Seated female nude with elbows propped, 1914.
This is the first Egon Schiele drawing I have seen. I was in high school looking around at the art area in a bookstore. I opened a collection of paintings, and was astounded by this one. I was astounded by the realistic curve of the body, and the eyes, which seems to be filled with emptiness, yet also filled with story.
Somehow I let it slide, without writing down the name of the artist or the drawing. The next time I encounter this drawing is in college, this time, I got the name of the artist - Egon Schiele.
The drawing above is a typical work of Schiele: he paints nudes in a realistic and grotesque way. Many of his works are related to sex. Indeed, he does not avoid the topic. He has been driven out of his mother's hometown for hire a teenage girl as model, and was imprisoned for seducing an underaged girl. Below is his paint for prison cell.
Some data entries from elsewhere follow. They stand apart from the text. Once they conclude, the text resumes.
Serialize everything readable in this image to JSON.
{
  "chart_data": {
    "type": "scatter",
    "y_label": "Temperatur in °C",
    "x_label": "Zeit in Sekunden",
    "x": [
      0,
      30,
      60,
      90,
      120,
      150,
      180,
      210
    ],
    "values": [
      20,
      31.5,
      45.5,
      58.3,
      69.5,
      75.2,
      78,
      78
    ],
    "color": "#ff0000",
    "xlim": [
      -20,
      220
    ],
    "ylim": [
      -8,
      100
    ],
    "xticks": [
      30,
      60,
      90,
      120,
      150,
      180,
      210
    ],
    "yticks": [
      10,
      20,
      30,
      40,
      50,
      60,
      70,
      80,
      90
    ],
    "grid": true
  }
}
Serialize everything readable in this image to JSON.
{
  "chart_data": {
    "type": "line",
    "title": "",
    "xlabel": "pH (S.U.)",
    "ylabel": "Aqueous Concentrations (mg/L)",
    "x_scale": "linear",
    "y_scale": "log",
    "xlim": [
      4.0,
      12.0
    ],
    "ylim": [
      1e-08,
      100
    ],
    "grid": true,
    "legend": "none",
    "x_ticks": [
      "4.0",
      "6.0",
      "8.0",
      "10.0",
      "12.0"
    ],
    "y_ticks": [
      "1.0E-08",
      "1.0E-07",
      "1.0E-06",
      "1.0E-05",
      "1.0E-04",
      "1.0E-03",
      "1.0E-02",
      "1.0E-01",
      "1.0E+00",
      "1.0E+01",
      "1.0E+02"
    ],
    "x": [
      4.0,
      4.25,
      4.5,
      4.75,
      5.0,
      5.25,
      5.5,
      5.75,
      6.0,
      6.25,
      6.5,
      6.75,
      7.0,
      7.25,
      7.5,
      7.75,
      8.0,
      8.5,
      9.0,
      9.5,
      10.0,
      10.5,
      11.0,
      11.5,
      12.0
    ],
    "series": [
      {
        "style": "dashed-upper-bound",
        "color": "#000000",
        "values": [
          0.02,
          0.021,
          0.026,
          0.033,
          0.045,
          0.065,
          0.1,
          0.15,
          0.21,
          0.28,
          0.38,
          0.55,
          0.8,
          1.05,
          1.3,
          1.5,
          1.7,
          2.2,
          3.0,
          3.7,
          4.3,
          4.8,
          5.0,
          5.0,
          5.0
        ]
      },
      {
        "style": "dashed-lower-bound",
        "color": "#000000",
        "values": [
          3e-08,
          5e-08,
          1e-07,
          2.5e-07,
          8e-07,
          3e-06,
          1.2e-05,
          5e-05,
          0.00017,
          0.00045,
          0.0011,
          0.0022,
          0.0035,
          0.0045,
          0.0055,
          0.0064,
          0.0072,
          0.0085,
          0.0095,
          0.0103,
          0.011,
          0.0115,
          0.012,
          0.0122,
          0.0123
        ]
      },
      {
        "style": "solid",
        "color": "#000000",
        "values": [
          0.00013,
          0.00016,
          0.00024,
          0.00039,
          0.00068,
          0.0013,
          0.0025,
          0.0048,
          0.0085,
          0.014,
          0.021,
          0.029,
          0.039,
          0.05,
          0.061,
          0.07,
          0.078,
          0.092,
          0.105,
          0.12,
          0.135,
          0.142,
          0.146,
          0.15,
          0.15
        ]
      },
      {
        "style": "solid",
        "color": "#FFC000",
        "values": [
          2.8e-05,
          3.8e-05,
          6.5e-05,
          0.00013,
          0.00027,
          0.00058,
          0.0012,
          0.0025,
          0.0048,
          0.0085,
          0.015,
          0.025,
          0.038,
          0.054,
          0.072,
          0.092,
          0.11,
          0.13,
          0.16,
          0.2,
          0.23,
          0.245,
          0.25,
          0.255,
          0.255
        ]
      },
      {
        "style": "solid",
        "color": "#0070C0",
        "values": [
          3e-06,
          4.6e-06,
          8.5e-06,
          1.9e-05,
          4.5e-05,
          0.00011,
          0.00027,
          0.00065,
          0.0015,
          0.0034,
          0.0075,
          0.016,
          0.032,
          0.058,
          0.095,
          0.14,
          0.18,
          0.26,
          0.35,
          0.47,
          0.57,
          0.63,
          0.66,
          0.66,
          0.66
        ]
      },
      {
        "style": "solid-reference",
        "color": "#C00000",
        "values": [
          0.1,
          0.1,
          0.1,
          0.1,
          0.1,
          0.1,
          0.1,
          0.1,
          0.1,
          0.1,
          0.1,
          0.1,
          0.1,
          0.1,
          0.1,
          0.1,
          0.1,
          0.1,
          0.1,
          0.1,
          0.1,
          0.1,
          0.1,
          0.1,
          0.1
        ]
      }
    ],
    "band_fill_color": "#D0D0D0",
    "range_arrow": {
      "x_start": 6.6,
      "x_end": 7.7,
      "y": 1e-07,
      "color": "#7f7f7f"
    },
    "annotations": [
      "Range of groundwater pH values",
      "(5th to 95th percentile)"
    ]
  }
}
Schiele's drawing of his prison cell in Neulengbach, 1912
He never tried to paint things in a beautiful way. The most pleasing work seems to be his self-portrait. In his early self-portraits, he appears as a cute boy and a fine young man, while later he draw himself the way he draw others and show people what the old man really looks like.
Schiele aged 16, self-portrait from 1906
He also paints flowers, even sunflowers. But unlike Van Gogh's sunflower wilted, as heavy and real as his other paints. This might because he has a miserable childhood, since his father died when Egon was 15. But his childhood is not worse than other artist, so the force may simply comes from personality instead of experience.